I’ve also mentioned that over the years since the Crisis writers and artist have written so much more about the heroes that lived in this world that a lot of it started to contradicted not only my concrete history, but each other’s stories. Sometimes they were great stories, and sometimes not so great. Time and again, they tried to reset the world with more crossovers and crisis’, sometimes it added great new parts of the universe, sometimes not so, and sometimes forgetting what had come before.
(I’ll be writing again about my thoughts on this later.)
So, it is time for a NEW HISTORY OF THE DC UNIVERSE to be written, this time by the great Mark Waid. Known for many great stories in this universe, from the Flash, to Superman, and many others, to the great mega-story KINGDOM COME with artist Alex Ross.
It became Waid’s duty to write this NEW HISTORY OF THE DC UNIVERSE with artists Todd Nauck and my favorite above all others Jerry Ordway. (I still dream of working with both Waid and Ordway someday.)

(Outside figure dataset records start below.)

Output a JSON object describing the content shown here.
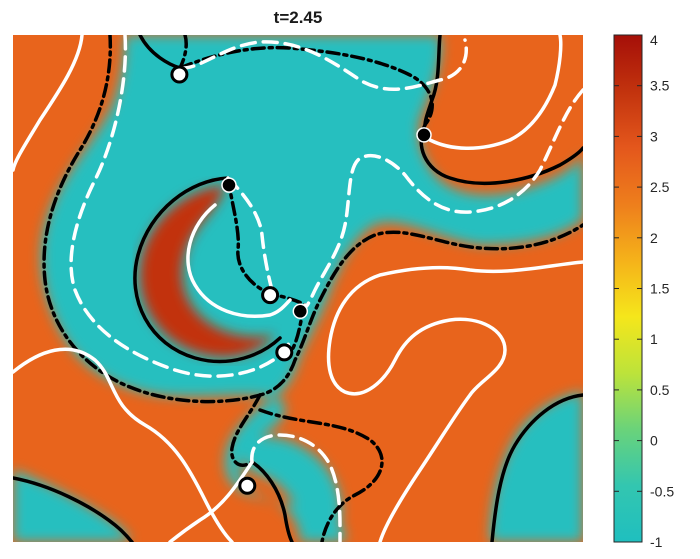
{
  "chart_data": {
    "type": "heatmap",
    "title": "t=2.45",
    "colorbar": {
      "min": -1,
      "max": 4,
      "ticks": [
        "4",
        "3.5",
        "3",
        "2.5",
        "2",
        "1.5",
        "1",
        "0.5",
        "0",
        "-0.5",
        "-1"
      ],
      "tick_values": [
        4,
        3.5,
        3,
        2.5,
        2,
        1.5,
        1,
        0.5,
        0,
        -0.5,
        -1
      ],
      "colormap": [
        "#1fbfbf",
        "#33c6b0",
        "#6ad37a",
        "#bde33a",
        "#f5e61b",
        "#f5b21a",
        "#ee7e1c",
        "#e4571c",
        "#c2330e",
        "#a50f08"
      ]
    },
    "colors": {
      "orange_region": "#e8641c",
      "teal_region": "#26bfbf",
      "contour_solid_black": "#000000",
      "contour_solid_white": "#ffffff",
      "contour_dash_black": "#000000",
      "contour_dash_white": "#ffffff"
    },
    "defects": [
      {
        "kind": "white",
        "u": 0.292,
        "v": 0.078
      },
      {
        "kind": "black",
        "u": 0.721,
        "v": 0.197
      },
      {
        "kind": "black",
        "u": 0.379,
        "v": 0.296
      },
      {
        "kind": "white",
        "u": 0.451,
        "v": 0.513
      },
      {
        "kind": "black",
        "u": 0.504,
        "v": 0.545
      },
      {
        "kind": "white",
        "u": 0.476,
        "v": 0.626
      },
      {
        "kind": "white",
        "u": 0.411,
        "v": 0.889
      }
    ],
    "grid": false
  }
}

This book takes so many of the ‘creation’ stories that were added since the 1980s and combines them showing how one influences the other and then begins to introduced all the cosmic characters we may or may not know (just at the kid all those years ago didn’t know them all but wanted to), and then focused on the history of Earth and all the characters that existed through history right up to my favorite heroes of the Justice Society and the All-Star Squadron of the 1940s and then moves forward into the 50s and giving hints of what is to come in the next issue and the modern and future worlds of the DC Universe.
Along with Mark Waid’s writing of the history in story form, a big THANK YOU must also go to Dave Wielgosz who helped with Waid’s research and assembled into a chronological order referencing all the original comic books that the information came from. Tying everything together, even info we haven’t heard about in many years. The younger me would have loved having this, and I would have wanted to find every one of those referenced comics (of course I couldn’t afford many of them, but I did search out reprints when I could.) I can’t help but think of all the research people like Greg Weisman put into the original WHO’S WHO IN THE DC UNIVERSE, and what he would later do in creating a version of the DC Universe for his animated series YOUNG JUSTICE.
I know that after this series is finished (and there are ads in here for upcoming major stories), it might all be destroyed in future stories or left entirely forgotten, but for me I love all this told not as “Secret Origins” but chronicled as history. I am truly intrigued by the one who is doing the chronicling.
And so today at the Farmers Market Newsstand I was brought back to being that child who first discovered the DC Universe, and I’m looking forward to traveling its highways and byways into the future.